A devotional from Central Presbyterian Church. Find a previous day here.
Monday June 29, 2020
1 John 5:18-19
We know that everyone who has been born of God does not keep on sinning, but he who was born of God protects him, and the evil one does not touch him. 19 We know that we are from God, and the whole world lies in the power of the evil one.
“How far is too far?” It doesn’t take long in youth ministry before you begin to start hearing many of the same questions. Since long before the advent of “youth group,” inquiring teenagers have been asking some form of the question above, which can essentially be interpreted as, “Where is the line between sin and not sin and how can I get as close to it as possible?” Long-time youth minister and author Doug Fields, speaking to a large gathering of youth workers, once jokingly noted that the two most popular topics to discuss with teenagers were sex and the end times, and the quickest way to grow your youth group would be to advertise a series on whether there was sex IN the end times.
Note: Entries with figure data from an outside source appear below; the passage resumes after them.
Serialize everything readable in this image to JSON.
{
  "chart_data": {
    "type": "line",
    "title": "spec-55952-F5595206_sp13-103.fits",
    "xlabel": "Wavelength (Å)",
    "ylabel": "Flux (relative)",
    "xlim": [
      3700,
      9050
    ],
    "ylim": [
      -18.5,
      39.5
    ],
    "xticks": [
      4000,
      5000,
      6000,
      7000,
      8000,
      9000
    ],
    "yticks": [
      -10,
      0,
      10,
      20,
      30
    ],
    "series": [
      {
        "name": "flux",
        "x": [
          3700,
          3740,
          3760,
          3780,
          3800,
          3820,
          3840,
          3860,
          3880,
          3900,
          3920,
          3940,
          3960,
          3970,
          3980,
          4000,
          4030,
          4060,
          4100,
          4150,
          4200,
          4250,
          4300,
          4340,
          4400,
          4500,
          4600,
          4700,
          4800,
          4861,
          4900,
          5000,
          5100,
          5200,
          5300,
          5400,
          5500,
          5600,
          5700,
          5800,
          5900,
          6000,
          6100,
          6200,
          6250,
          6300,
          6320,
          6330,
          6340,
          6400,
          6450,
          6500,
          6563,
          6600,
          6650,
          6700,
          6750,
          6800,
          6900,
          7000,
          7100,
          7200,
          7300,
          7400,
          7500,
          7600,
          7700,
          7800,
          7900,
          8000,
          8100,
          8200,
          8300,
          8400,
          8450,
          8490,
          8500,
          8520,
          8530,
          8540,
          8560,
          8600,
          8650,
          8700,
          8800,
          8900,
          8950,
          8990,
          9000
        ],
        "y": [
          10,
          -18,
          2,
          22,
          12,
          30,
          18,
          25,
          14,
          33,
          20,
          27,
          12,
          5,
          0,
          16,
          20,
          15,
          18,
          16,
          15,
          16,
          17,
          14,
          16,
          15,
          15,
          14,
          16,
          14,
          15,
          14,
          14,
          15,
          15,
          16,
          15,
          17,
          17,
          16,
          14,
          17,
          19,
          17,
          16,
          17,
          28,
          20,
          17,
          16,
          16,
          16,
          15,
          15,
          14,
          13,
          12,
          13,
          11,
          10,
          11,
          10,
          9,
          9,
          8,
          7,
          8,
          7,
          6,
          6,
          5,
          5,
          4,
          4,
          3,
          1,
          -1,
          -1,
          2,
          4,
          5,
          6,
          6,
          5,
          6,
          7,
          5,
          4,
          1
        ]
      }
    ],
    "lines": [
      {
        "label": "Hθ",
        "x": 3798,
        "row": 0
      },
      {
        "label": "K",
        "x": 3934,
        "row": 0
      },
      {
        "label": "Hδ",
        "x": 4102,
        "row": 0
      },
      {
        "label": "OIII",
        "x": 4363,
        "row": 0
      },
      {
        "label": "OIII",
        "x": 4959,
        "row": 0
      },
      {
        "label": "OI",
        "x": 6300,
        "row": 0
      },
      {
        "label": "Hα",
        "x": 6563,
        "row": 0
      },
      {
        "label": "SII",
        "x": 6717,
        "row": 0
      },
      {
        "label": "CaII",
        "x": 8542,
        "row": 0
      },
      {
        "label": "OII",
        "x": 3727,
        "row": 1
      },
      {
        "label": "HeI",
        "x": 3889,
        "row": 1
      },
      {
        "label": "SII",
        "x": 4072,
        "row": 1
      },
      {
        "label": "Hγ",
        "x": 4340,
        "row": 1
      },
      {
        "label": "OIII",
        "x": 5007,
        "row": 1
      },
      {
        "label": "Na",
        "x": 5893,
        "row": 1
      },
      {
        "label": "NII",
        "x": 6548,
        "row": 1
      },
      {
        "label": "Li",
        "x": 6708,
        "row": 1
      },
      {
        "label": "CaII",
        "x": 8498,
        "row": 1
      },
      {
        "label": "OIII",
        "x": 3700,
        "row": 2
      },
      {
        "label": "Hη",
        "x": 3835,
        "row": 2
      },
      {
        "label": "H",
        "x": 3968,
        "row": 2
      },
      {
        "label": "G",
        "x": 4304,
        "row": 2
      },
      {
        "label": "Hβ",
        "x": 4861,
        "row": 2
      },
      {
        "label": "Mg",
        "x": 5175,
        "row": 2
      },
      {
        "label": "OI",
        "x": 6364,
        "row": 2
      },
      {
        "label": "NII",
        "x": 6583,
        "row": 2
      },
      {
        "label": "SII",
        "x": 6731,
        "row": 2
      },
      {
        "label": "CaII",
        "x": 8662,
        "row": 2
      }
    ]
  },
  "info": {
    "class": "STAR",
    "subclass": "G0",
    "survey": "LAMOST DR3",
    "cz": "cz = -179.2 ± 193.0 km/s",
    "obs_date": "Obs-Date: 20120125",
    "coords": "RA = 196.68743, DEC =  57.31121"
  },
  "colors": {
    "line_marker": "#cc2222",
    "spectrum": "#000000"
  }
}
All jokes aside, teenagers aren’t the only ones interested in attempting to walk the fine line of simultaneously obeying the commands of God while enjoying the things of the world.
In the very beginning, at the climax of creation, God created Adam and Eve in His own image and gave them dominion over the entire earth. Every beast and bird, every fish and fruit, everything that had breath of life, were put under the authority of the man and wife, and it wasn’t just good, but God declared that it was all “very good.” They literally had the entire world at their fingertips, given by God to use and enjoy as they saw fit, all except for one tree in the garden: the tree of the knowledge of good and evil, of which the Lord told Adam, “in the day that you eat of it you shall surely die.” Sounds reasonable enough, no? Unfortunately, we know the rest of this story. Adam and Eve were not alone in the garden, but the enemy of God was there as well, who deceived them, planting within them seeds of doubt about the goodness of their Maker. The enemy told them that in His prohibition, God was keeping the very best of the garden away from them, and if they would only taste the fruit, they too would become like God. The man and woman listened to and believed the lies, and in the first act of human disobedience, instantly brought sin and death into the world. They did not physically die on that day; instead what they experienced was something far worse: expulsion from the garden and separation from their Maker.
But God did not leave man on his own forever. Immediately after the fall of man, God made a promise of hope, that things would not always be so. He declared to the enemy, “I will put enmity between you and the woman, and between your offspring and her offspring; he shall bruise your head, and you shall bruise his heel.” Many years later, in a common stable in an out-of-the-way town, the promised Child at last was born: the One who would not just bruise, but crush, the head of the enemy once and for all. As Jesus grew in wisdom and in stature, He was perfect, without sin of any kind. Just as Adam, Jesus also found Himself alone with the enemy, face-to-face with the prince of deception. Knowing the rejection and pain that lie ahead of Him, the enemy made an audacious proposition to Jesus as well. In vain, he attempted to convince Jesus that there was another way to glory aside from obedience to God’s plan. If Jesus would only bend the knee to the enemy in the wilderness, He would not have to bow His head at Golgotha, suffering ultimate agony and humiliation. But Hebrews 12 tells us of Jesus, “for the joy that was set before him endured the cross, despising the shame, and is seated at the right hand of the throne of God.”
Humanity sinned in the garden, and humanity has been entangled in sin ever since. We too, like our first parents, often find ourselves in the position of doubting the goodness of God, looking with lustful eyes at the ways of the world. But the good news is that those who have placed their faith in Jesus are given His power and strength to withstand the temptations of the evil one. Jesus taught His followers that they should regularly pray to be delivered from temptation and evil, and Galatians 1:4 tells us that He “gave himself for our sins to deliver us from the present evil age.” While the age may be evil, and the world lies in the power of the evil one, the believer can take great comfort in knowing the one who has ultimate power. In the greatest display of strength ever seen, the God of the universe humbled Himself, condescending to His creation, giving up His own life so that the sins of many could be forgiven. We find life in His death, may He protect us as we live in Him today.
Prayer for Today:
Lord Jesus, You are the Author and Maker of all that there is. All of Your commands and all of Your ways are good, and You have called us to live our lives in surrender to You, as You surrendered Your life on the cross. We cannot thank You enough for what You have done for us, and we pray that You would guide our steps and guard us from temptation as we live to declare Your wondrous gift of grace to the world that You long to save. We ask this in Your precious name, Amen.